One argument is that gravity cannot exist because general relativity cannot function in two dimensions.
However, James Scargill believes differently. He demonstrates in today’s paper that a two-dimensional, purely scalar gravitational field would be feasible, allowing for stable orbits and a probable cosmology.
But his more impressive result is to show how complexity could emerge in 2 +1 dimensions. Scargill addresses this issue from a neural network perspective. He makes the point that a variety of unique characteristics that any 2D system must be able reproduce can be used to characterize the complexity of biological neural networks.
One of these is the “small world” property, which refers to a pattern of connectivity that enables one to navigate a complicated network in a limited number of steps. An additional characteristic of brain networks is that they function within a criticality regime, which is characterized by a careful balancing act between periods of high and low activity. And this also seems possible only in networks that have a modular hierarchy in which small subnetworks combine to form larger networks.
Therefore, Scargill queries whether any 2D networks possess all of these characteristics, including critical behavior, modular hierarchy, and small-world properties.
This initially looks impossible because nodes in 2D graphs are connected by connecting edges. Scargill does, however, demonstrate that 2D networks can be constructed modularly and that these graphs have specific small-world characteristics.

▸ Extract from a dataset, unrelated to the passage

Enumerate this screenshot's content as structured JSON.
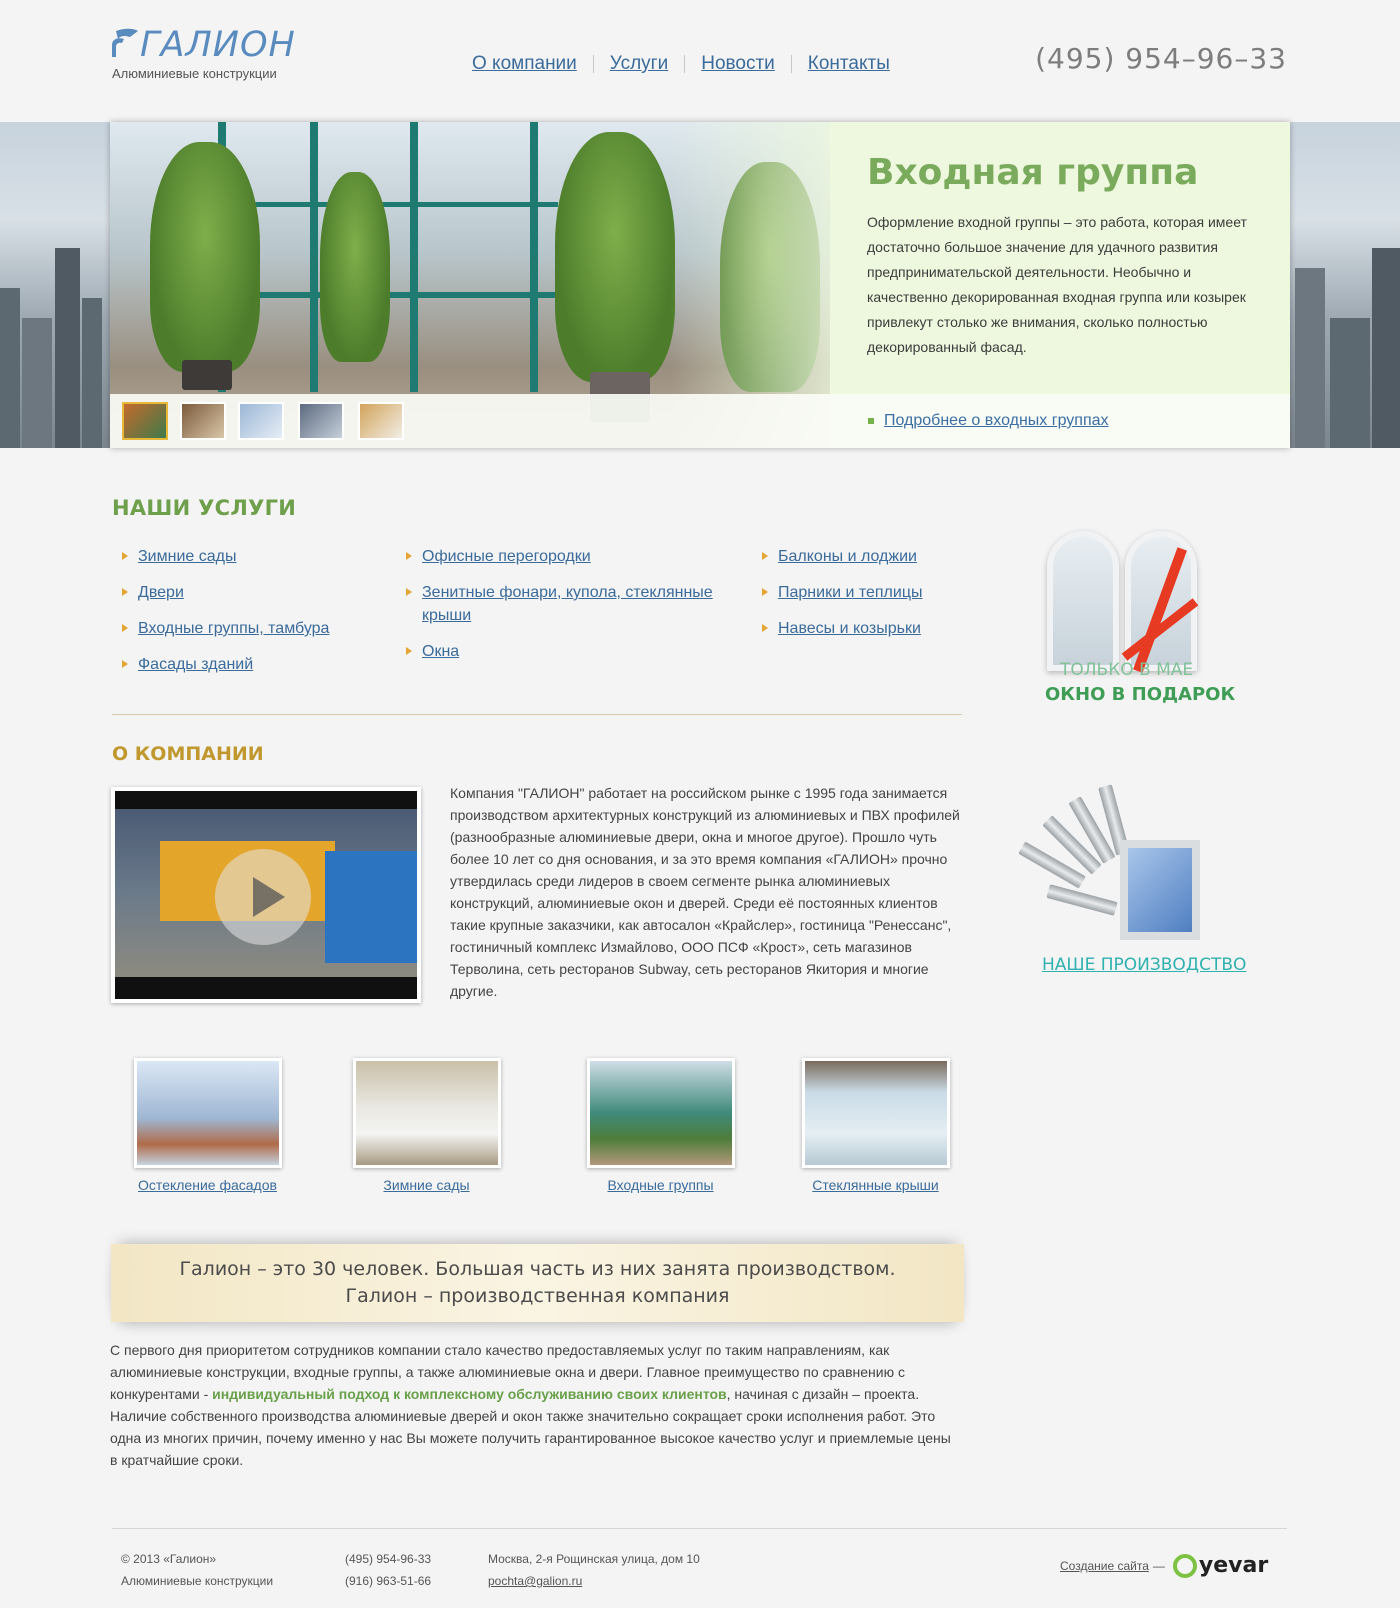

He also shows that these networks can operate at the transition point between two types of behavior and therefore demonstrate criticality. They are roughly “small-world,” he says, with a modular and hierarchical structure, and they exhibit [critical behavior] for specific stochastic processes.
That’s an intriguing outcome. It implies that surprisingly complex behavior can be supported by 2D networks. It is not, of course, evidence that life could exist in a 2+1 universe. In fact, Scargill notes that further research is necessary to determine whether the kinds of 2D networks he describes are able to exhibit the complex behavior found in living organisms. “More work is needed to compare the graphs presented here with real-life neural networks,” he says.
But it gives the lie to claims that 2+1 universe could not support life. It will take some more careful consideration on the part of the cosmologists and philosophers who support the anthropic principle.
Ref: arxiv.org/abs/1906.05336 : Can Life Exist in 2 + 1 Dimensions?